Kurt Geiger sales, profits rise, but are tougher times ahead?
Footwear specialist Kurt Geiger performed strongly in its latest financial year although the company’s (admittedly brief) results filing looks at face value as though sales fell. But that's only because its latest period covered 12 months while the earlier comparable period was 13 months long.

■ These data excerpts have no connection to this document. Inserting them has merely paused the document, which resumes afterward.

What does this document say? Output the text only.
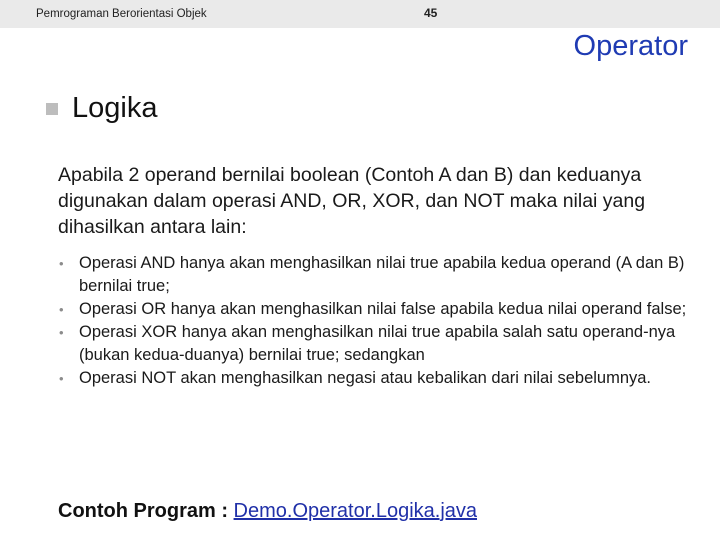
Pemrograman Berorientasi Objek	45
Operator
Logika
Apabila 2 operand bernilai boolean (Contoh A dan B) dan keduanya digunakan dalam operasi AND, OR, XOR, dan NOT maka nilai yang dihasilkan antara lain:
• Operasi AND hanya akan menghasilkan nilai true apabila kedua operand (A dan B) bernilai true;
• Operasi OR hanya akan menghasilkan nilai false apabila kedua nilai operand false;
• Operasi XOR hanya akan menghasilkan nilai true apabila salah satu operand-nya (bukan kedua-duanya) bernilai true; sedangkan
• Operasi NOT akan menghasilkan negasi atau kebalikan dari nilai sebelumnya.
Contoh Program : Demo.Operator.Logika.java
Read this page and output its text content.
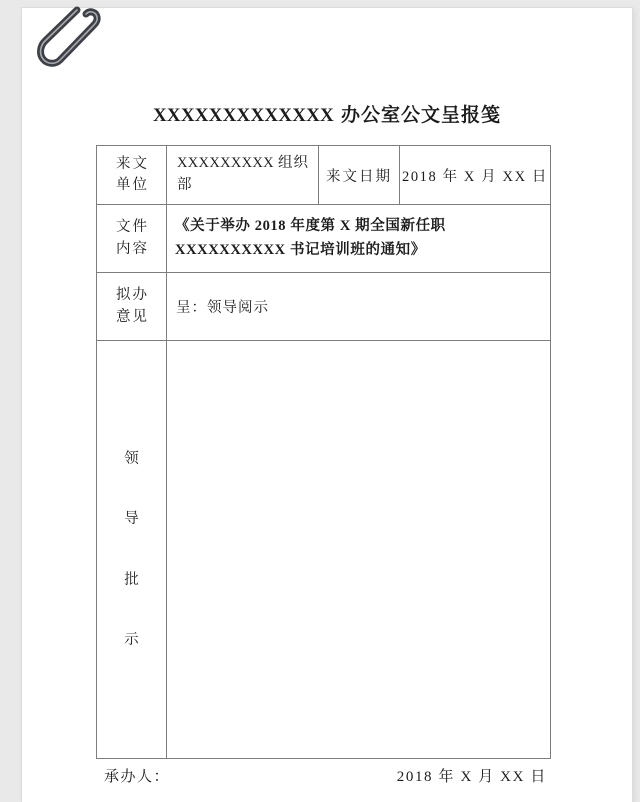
XXXXXXXXXXXXX 办公室公文呈报笺
来文
单位	XXXXXXXXX 组织部	来文日期	2018 年 X 月 XX 日

文件
内容	《关于举办 2018 年度第 X 期全国新任职
XXXXXXXXXX 书记培训班的通知》		

拟办
意见	呈：领导阅示		

领
导
批
示			

承办人：	2018 年 X 月 XX 日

In the 12 months to January 27, turnover was £324.58 million, compared to £337.65 million in the previous ‘year’. But with the earlier year’s extra month stripped out, it looks like growth was more than 4%, which is better than the UK market overall, despite the previous year having also been a strong one.
The company’s operating profit was £24.6 million in the latest period, a noticeable improvement compared to the £20.59 million in the 13 months.
It all adds up to a company in good health, but analysts are concerned that its dependence on department stores could have held it back this year and could continue to do so in the months ahead.
Sofie Willmott, Senior Retail Analyst at GlobalData, said that when making a like-for-like comparison, “GlobalData estimates revenue growth of 4.2%, meaning that Kurt Geiger once again outperformed UK footwear growth, despite being up against strong figures. Operating profit rose to £24.6m, generating an operating margin of 7.6% versus 6.5% last year (for the 13-month period).”
She added that “the retailer’s reputation for high quality, stylish footwear and accessories has enabled it to remain appealing, despite increased competition at the value end of the market and from luxury retailers, like Gucci and Givenchy, which have been expanding their trainer offer.”
The two extreme price levels she’s comparing the company to are both relevant here because of the wider offer it sells covering both designer-level prices and low-cost items. In fact, GlobalData’s 10,000-respondent How Britain Shops survey showed 15.2% of Kurt Geiger shoppers also bought footwear from Primark.
But regardless of its strength up to January, Willmott also thinks that Kurt Geiger is “likely to have suffered since, considering its reliance on department store retailers.”
The luxury department stores in which the company operates, such as Harrods and Selfridges, may have gone from strength to strength, but the mass of mid-market UK department stores have been struggling this year as the endless stream of negative headlines around some of the sector's biggest names has shown.
What is encouraging is that the company isn't only looking at the UK market and is also linking up with major US Department stores such as Nordstrom, Bloomingdale’s and Dillard’s. That said, there's no denying that these American giants also have their challenges so the company needs to tread carefully as it forges ahead with its expansion plans.